U.S. investment banks have reported a record quarter, highlighting the gap between Wall Street and European banks. In response, Brussels is preparing to overhaul banking regulations, including potentially removing parts of the 'Pillar 2' capital requirements rules on leverage ratios. These rules currently allow national supervisors to impose additional discretionary add-ons beyond the EU's basic 3% leverage ratio rule [1].
A draft version of the proposals reportedly includes measures to reduce extra capital buffers required for European banks, decrease reporting requirements, and provide more details on a common European Deposit and Insurance Scheme. Such changes could unlock cross-border banking consolidation and reshape the European banking landscape [1].

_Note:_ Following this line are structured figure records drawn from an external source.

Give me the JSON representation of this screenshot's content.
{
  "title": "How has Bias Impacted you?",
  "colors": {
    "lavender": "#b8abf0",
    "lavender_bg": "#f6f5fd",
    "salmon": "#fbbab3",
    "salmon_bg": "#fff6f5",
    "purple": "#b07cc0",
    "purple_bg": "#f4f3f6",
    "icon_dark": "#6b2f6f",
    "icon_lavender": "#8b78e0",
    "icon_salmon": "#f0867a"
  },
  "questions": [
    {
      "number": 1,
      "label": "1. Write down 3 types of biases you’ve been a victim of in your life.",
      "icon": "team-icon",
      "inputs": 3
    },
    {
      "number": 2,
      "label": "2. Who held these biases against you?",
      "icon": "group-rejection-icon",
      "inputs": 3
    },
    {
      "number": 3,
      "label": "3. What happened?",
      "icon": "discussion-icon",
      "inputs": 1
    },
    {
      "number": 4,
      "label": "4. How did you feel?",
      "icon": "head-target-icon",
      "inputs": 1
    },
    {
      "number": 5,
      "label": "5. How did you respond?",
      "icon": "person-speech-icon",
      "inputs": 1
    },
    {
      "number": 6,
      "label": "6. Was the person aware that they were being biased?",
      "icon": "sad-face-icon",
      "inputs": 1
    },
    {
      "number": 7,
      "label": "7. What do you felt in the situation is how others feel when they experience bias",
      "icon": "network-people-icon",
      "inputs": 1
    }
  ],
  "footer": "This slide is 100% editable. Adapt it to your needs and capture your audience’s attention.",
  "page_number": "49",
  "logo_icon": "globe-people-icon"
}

The regulatory shift follows similar moves by U.S. and U.K. regulators, with the U.S. proposing to cut capital requirements for its largest banks by nearly 5%. Jakub Lichwa of TwentyFour Asset Management noted that lower capital requirements would make it easier for banks to deliver higher returns on equity, potentially making European bank shares more attractive to investors. However, he cautioned that while these changes could facilitate better competition with global peers, they do not necessarily lead to operational improvements in the sector [1].
CONCLUSION
The European Commission's proposed deregulation could mark a turning point for European banks, potentially enhancing their competitiveness and attractiveness to investors. If implemented, these measures may pave the way for greater consolidation and improved returns, helping Europe challenge Wall Street's dominance. The market is likely to view this as a positive development for the European banking sector.